Term that allows the use of musical recording in visual media

A music synchronization license, or "sync" for short, is a music license granted by the holder of the copyright of a particular composition, allowing the licensee to synchronize ("sync") their music with various forms of media output (film, television shows, advertisements, video games, accompanying website music, movie trailers, etc.).

==Copyright ownership==
The rights to a composition or the "song", which is different from the studio sound recording, are most often administered by the publishing company that represents the writer/producer. A sound recording has two separated copyrights:
1. the sound recording itself, also called the "master" sound recording; this is most often owned or administered by the record label;
2. the composition of the musical work, which consists of the underlying lyrics and melody written by the songwriter; this is most often owned or administered by the music publisher.

== Sync negotiations and fees ==
When an audio/visual project producer wants to use a recording in their work, they must contact both the owner of the sound recording (record label of the performer), and the owner of the composition (publishing company of the songwriter). In many cases, producers with tight budgets will elect to use a cover version of a particular song or work with independent artists in order to save money on the master side. In doing so, they can ask the artist to write original music or submit music that would be considered "work-for-hire" where they would buy artist out of their master side.

Once the producer has made an inquiry with the copyright administrator (and additionally the record label if they choose to use a famous recording), the rights holder or administrator issues a quote, usually for a "one-time fee" (often called the "sync fee" or the "front end"). Negotiations for the licensing fee typically address how the work is being used, the length of the segment, the prominence of the cue (whether used as background music, the title track during the credits, or other uses), and the overall popularity and importance of the song or recording. Another point of negotiation is whether the sync license constitutes a "buyout" (i.e. whether or not the entity that will ultimately broadcast the production will be required to pay "backend" (performance royalty) fees).

Sync licensing fees can range anywhere from free, to a few hundred dollars, to millions of dollars for popular recordings of songs (when the producer must pay for both the use of the sound recording "master" as well as the composition). Sync rights have been considered a lucrative and major field of the music industry; music industry attorney Erin M. Jacobson stated that they had "really helped to keep things afloat and keep revenues flowing into the industry, especially in a business climate of some uncertain times."

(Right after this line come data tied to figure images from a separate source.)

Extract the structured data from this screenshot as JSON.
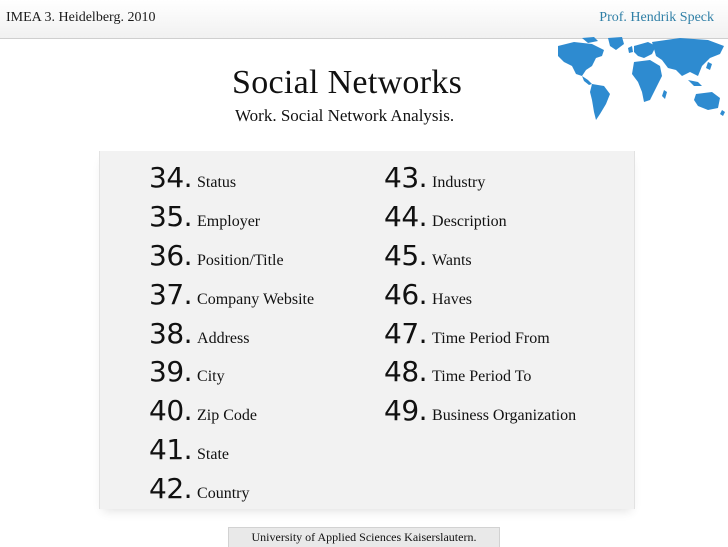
{
  "header": {
    "event": "IMEA 3. Heidelberg. 2010",
    "author": "Prof. Hendrik Speck"
  },
  "slide": {
    "title": "Social Networks",
    "subtitle": "Work. Social Network Analysis."
  },
  "items_left": [
    {
      "num": "34.",
      "label": "Status"
    },
    {
      "num": "35.",
      "label": "Employer"
    },
    {
      "num": "36.",
      "label": "Position/Title"
    },
    {
      "num": "37.",
      "label": "Company Website"
    },
    {
      "num": "38.",
      "label": "Address"
    },
    {
      "num": "39.",
      "label": "City"
    },
    {
      "num": "40.",
      "label": "Zip Code"
    },
    {
      "num": "41.",
      "label": "State"
    },
    {
      "num": "42.",
      "label": "Country"
    }
  ],
  "items_right": [
    {
      "num": "43.",
      "label": "Industry"
    },
    {
      "num": "44.",
      "label": "Description"
    },
    {
      "num": "45.",
      "label": "Wants"
    },
    {
      "num": "46.",
      "label": "Haves"
    },
    {
      "num": "47.",
      "label": "Time Period From"
    },
    {
      "num": "48.",
      "label": "Time Period To"
    },
    {
      "num": "49.",
      "label": "Business Organization"
    }
  ],
  "footer": {
    "text": "University of Applied Sciences Kaiserslautern."
  },
  "colors": {
    "author": "#2f7fa6",
    "map": "#2e8bd0"
  },
  "icons": {
    "map": "world-map-icon"
  }
}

Some musicians have been known for being more selective over the works they license their music for. In some cases, they may also help to draw new or renewed interest in a song (especially with the current prominence of music streaming services). Kate Bush licensed her song "Running Up That Hill" for the fourth season of the Netflix series Stranger Things, as she was a fan of the series; after its release, the song experienced a major resurgence in popularity afterward, and became her first number-one single in the UK since 1978.